Kami terpaku pada dua kemungkinan yang sudah terarahkan. Pertama, Charles dan Anak Kuasanya telah sampai duluan di gedung Arsip Nasional dan mencuri data tersebut. Dua, broadcast Vido terlambat. Aku, Hafizh, dan Ammar, tanpa ragu bergerak untuk menemukan file multimedia itu. Bila isi data tersebut adalah kode untuk membuka kunci ponsel Vido, maka waktu kita semakin habis. Apa lagi, Charles mengetahui bahwa Marrisa adalah salah satu pemegang kunci ponsel sakti Vido.

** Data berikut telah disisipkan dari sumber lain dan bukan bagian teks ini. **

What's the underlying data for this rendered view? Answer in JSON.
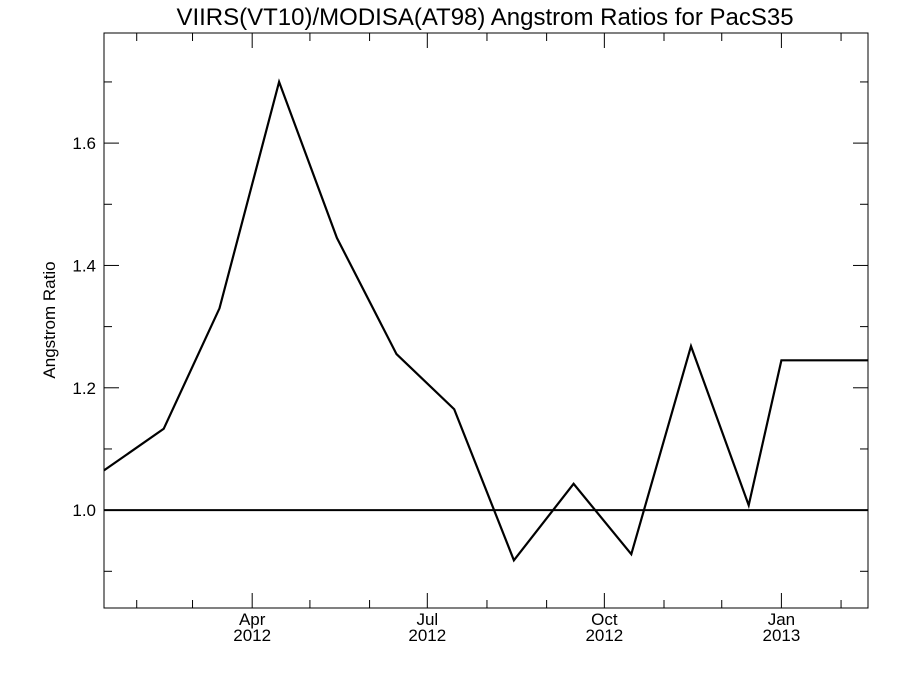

Jelas kini mereka mengejar target berikutnya. Kami harus temukan data tersebut, sebelum Charles mendapat semua kuncinya. Paling tidak, kita bisa 'menikung' mereka ketika Charles Cs sedang ada dalam perjalanan menuju target. Dengan menumpang sebuah mobil curian—karena kondisi di Jakarta benar-benar dalam tahap panik—kami menuju ANRI. Arsip Nasional Republik Indonesia.

"Hoi, bertahun-tahun, akhirnya kita bisa melakukan sesuatu yang menyenangkan bersama lagi, eh?" sahut Hafizh memulai percakapan. Aku yang terduduk di kursi belakang. Ammar sedang menyetir, sementara Hafizh memerhatikan situasi, kalau-kalau ada sesuatu yang tidak beres, seperti para Anak Kuasa mengejar mereka.

"Ah ... kauingat waktu kita terkurung dua pekan di gedung rektorat?" responku balik. Hafizh terkekeh.

"Tidak ada yang bisa menggantikan pemicu adrenalin setegang itu, Rimba," jawabnya.

"Kaurindu dengan pertempuran? Kaurindu dengan sesuatu yang barbar, Fizh?" tanyaku.

Hafizh menghela napas, "Kita berjuang bebas dari opresi presiden kampret yang seenaknya itu. Dibayar dengan kita yang jadi buronan negara dan menghilang selama lima tahun. Bentrokan, suara letusan senjata, darah yang keluar ketika daging terkoyak peluru ... Bukankah itu sesuatu yang .. sangat disenangi para laki-laki. Sudah sewajarnya jantan sebagai spesies yang sangat agresif melakukan hal itu ...," ungkap Hafizh.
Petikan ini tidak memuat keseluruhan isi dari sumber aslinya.